The Governor of the Bank of England, Mark Carney, has unveiled the design of the new £20 note featuring the artist JMW Turner. The new note will be launched on 20 February 2020 and will join the current £5 and £10 notes in being printed on polymer, a thin flexible plastic. The new plastic £20 note will include a number of new security features including two windows and a two-colour foil, making it very difficult to counterfeit.
The Governor said:
'Our banknotes celebrate the UK’s heritage, salute its culture, and testify to the achievements of its most notable individuals. And so, it is with the new £20 banknote, featuring JMW Turner, launched today at Turner Contemporary in Margate. Turner’s contribution to art extends well beyond his favourite stretch of shoreline. Turner’s painting was transformative, his influence spanned lifetimes, and his legacy endures today. The new £20 note celebrates Turner, his art and his legacy in all their radiant, colourful, evocative glory.'
Once the new plastic £20 note is launched, the process of withdrawing the current paper £20 notes from circulation will begin. The paper £20 notes will remain as legal tender until they are withdrawn. The exact date that the paper notes are to be withdrawn has not yet been announced but at least 6 months in advance notice will be given. It has already been confirmed that a new £50 note will be issued in 2021, featuring Alan Turing, completing the updating of all current Bank of England banknotes.

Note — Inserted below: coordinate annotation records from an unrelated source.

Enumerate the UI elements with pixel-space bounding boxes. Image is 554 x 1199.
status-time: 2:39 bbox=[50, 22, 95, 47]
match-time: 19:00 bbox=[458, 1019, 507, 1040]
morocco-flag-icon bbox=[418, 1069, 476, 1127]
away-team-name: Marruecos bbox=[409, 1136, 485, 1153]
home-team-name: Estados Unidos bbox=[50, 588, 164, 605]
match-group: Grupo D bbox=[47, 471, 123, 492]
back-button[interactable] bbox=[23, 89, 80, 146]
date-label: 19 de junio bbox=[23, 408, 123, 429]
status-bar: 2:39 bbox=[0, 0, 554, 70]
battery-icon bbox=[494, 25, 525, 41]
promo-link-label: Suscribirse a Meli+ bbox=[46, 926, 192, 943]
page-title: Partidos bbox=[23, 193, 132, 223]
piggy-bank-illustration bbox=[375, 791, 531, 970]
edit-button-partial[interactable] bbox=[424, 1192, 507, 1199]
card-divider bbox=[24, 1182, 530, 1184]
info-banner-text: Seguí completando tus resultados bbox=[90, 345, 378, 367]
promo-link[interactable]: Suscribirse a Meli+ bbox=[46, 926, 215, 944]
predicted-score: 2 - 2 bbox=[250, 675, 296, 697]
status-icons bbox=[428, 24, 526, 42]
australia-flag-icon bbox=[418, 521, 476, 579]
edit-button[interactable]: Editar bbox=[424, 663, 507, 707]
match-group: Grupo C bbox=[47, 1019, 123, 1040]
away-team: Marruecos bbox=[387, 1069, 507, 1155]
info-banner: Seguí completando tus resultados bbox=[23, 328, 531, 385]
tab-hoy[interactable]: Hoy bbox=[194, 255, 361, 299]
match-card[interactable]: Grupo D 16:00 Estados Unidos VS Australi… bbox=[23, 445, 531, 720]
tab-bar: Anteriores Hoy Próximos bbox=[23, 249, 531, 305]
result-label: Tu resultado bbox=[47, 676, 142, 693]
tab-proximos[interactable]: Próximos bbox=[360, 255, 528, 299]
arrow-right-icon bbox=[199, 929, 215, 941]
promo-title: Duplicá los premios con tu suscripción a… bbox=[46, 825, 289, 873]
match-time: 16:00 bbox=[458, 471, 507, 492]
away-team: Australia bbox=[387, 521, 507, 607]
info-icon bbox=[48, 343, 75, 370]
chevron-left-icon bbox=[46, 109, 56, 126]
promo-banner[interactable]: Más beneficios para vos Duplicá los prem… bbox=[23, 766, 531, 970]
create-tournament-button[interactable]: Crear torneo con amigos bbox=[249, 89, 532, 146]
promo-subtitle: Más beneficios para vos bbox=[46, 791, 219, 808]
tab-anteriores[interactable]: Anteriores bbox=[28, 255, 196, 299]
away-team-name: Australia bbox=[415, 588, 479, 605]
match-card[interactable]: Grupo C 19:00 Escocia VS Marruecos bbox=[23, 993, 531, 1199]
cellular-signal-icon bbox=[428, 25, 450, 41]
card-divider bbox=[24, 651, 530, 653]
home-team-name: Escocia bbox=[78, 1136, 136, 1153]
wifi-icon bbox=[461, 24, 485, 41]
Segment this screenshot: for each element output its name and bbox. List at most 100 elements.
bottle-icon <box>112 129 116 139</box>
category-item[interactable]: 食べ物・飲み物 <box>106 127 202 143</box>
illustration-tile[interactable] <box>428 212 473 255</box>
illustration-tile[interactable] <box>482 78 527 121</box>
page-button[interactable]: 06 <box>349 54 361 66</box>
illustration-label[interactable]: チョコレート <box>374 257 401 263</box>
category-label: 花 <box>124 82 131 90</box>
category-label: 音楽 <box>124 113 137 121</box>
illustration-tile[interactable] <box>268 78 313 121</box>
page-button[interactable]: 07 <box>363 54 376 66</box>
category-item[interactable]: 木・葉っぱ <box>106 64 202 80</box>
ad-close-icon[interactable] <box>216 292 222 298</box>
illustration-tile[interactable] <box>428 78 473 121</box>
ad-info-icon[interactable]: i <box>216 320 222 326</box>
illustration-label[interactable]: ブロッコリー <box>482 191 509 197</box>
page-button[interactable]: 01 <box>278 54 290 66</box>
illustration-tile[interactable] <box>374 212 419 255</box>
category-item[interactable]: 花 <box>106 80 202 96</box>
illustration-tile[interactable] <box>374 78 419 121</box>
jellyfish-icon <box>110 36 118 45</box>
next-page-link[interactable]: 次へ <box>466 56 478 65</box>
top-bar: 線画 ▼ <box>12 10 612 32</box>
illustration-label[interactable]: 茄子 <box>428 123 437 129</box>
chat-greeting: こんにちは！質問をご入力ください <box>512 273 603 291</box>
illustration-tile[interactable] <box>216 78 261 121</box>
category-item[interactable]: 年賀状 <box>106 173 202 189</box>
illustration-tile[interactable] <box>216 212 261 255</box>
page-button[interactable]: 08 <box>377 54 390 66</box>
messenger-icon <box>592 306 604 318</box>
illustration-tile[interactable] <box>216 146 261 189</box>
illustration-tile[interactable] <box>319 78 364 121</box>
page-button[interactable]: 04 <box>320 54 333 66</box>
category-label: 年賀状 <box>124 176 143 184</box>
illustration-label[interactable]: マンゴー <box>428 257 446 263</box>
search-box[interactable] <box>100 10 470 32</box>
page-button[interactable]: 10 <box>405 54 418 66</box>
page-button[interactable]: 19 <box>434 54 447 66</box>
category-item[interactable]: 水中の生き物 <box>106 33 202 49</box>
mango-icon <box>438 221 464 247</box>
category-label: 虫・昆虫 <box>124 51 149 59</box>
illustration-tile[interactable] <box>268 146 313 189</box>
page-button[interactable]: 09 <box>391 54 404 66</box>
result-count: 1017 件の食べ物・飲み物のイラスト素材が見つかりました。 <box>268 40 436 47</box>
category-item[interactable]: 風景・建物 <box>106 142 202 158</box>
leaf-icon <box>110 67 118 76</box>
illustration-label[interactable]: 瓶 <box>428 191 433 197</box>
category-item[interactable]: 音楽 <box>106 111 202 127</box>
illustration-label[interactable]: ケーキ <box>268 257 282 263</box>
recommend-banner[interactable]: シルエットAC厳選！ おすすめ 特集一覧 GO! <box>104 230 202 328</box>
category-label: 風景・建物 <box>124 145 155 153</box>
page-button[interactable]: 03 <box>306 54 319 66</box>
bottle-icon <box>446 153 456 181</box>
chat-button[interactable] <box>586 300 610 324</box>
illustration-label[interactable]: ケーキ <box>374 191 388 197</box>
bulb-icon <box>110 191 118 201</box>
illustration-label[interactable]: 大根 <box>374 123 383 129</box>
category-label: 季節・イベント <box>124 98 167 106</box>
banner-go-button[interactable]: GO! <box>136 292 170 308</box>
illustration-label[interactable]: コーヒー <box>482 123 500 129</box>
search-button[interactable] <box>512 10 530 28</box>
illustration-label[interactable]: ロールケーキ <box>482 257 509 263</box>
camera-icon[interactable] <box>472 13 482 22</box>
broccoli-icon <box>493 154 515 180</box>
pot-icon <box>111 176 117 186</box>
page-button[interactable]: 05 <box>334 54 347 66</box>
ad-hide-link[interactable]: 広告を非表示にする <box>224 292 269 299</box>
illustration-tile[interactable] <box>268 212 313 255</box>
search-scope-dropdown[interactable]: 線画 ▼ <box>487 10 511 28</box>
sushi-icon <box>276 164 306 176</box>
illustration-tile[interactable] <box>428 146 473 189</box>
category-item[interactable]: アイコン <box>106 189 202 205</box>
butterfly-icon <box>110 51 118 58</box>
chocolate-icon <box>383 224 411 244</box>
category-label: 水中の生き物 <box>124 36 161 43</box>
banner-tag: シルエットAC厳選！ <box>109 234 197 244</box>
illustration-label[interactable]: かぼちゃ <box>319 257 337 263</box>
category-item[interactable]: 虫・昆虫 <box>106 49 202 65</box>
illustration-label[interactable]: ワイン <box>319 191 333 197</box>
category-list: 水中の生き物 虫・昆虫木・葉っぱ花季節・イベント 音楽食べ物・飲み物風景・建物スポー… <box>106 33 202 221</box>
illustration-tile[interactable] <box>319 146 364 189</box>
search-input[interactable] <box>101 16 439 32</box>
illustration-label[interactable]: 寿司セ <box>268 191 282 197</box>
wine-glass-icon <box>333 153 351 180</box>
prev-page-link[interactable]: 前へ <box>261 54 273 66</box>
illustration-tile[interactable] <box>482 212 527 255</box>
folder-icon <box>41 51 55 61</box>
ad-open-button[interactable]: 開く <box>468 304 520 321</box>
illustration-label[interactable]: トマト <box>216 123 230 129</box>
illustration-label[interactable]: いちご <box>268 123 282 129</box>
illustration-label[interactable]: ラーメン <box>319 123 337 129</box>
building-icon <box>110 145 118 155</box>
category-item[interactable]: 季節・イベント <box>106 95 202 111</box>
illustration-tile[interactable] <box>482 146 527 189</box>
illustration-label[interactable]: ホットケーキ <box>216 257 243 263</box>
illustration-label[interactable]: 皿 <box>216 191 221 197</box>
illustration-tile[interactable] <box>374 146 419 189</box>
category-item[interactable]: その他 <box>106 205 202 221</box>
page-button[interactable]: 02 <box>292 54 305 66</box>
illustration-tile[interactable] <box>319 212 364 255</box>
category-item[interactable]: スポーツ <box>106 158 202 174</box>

There are a limited range of circumstances when a company can request to be removed from the register (known as being struck off). For example, a voluntary strike off can be requested by a dormant or non-trading company.
You can object to a limited company’s application to be struck off the companies register if you’re a shareholder or other interested party, such as a creditor, and have a reason to stop the application, for example:
When a company has applied to be struck off, it is required to post a notice in the Gazette. You can only raise an objection (to Companies House) after this notice has been published.
You will need to provide evidence to support your objection, for example invoices showing the company is still trading or owes a debt.
Companies House must receive your objection at least 2 weeks before the notice expiry date (2 months after the date of publication). Companies House will let you know if your objection is successful and will usually set a time limit during which the company cannot be struck off.